In practice, more than half the accused persons who set out to lick the spoon lose their nerve while the spoon is in the fire, and voluntarily confess to their guilt without blistering their tongues. A further twenty-five per cent probably blister their tongues, and twenty-five per cent are declared innocent. The efficiency of the process depends, of course, entirely on the skill of the "mubesha." The days of the "true light of God" are doubtless numbered, and in the full glare of modern democracy and (doubtless) enlightenment, the little red-hot spoon will soon vanish. Before it does so, I cannot resist paying a tribute to the skill of those who practise this infamous superstition, and to the considerable number of miscarriages of justice which were by this means avoided.

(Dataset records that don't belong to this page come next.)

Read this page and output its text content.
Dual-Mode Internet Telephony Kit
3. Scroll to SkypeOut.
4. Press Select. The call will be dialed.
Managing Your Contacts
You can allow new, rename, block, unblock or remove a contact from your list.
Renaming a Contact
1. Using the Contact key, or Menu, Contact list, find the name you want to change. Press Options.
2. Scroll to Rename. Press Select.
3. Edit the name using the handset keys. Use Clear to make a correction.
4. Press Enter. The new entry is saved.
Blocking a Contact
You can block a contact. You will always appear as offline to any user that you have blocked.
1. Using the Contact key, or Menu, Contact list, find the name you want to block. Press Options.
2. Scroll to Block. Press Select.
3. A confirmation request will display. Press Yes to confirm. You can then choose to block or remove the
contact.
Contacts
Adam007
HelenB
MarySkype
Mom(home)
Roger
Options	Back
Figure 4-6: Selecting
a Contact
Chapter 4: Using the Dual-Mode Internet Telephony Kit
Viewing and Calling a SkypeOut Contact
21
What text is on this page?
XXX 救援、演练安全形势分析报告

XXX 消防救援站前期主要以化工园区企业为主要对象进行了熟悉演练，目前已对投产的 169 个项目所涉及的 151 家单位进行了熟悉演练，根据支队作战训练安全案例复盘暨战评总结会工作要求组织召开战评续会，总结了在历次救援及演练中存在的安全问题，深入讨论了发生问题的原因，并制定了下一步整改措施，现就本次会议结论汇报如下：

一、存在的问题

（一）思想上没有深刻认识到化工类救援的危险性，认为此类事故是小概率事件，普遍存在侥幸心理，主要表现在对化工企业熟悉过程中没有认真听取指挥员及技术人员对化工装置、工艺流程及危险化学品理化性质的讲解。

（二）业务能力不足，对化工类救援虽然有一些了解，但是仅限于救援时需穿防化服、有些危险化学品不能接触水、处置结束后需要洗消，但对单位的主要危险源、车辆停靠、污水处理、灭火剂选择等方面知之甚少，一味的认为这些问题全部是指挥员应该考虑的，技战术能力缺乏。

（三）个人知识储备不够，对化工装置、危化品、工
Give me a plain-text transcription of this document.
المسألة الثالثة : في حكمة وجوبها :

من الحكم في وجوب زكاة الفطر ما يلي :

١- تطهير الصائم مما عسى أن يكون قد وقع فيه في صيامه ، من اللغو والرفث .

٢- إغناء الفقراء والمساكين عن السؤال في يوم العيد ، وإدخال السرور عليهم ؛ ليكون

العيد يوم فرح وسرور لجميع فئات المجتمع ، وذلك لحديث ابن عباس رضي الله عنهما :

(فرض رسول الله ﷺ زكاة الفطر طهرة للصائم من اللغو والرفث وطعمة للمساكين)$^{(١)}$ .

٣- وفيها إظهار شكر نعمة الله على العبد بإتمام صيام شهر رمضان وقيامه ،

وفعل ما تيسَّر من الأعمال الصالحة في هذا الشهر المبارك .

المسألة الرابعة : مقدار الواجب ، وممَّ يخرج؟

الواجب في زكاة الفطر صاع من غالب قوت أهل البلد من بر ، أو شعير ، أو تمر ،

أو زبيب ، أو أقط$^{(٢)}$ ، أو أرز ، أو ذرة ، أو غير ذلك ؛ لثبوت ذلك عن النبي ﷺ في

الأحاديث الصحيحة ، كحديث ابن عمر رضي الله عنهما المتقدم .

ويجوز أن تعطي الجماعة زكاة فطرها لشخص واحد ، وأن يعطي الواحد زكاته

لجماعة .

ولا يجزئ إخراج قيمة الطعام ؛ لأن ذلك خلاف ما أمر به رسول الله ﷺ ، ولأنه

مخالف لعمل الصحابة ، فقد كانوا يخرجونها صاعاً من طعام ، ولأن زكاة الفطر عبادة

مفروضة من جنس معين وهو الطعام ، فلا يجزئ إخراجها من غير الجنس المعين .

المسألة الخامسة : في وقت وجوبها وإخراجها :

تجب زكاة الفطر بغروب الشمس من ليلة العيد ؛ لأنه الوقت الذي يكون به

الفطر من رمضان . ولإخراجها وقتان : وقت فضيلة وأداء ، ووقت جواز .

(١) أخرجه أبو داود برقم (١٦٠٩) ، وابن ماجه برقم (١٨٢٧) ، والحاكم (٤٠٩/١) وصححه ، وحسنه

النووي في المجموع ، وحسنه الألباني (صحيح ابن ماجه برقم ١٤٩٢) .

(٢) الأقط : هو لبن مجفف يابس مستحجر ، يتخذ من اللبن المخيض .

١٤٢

The quasiscientific explanation of the ordeal is that stress would cause the mouth of liar to dry up, hence increasing the possibility of a burn. However, the stress of the ordeal could just as easily cause the same physical symptoms in an innocent person.

Like many trials by ordeal, correct results depend on the judge being able to swap out the testing item right before use if the judge believes the person to be innocent.

==In popular culture==
Recent interest in the Bisha'a stems from two contemporary Israeli films which portray it: Yellow Asphalt (2001) and Bisha: The Awesome Fire Test (2002).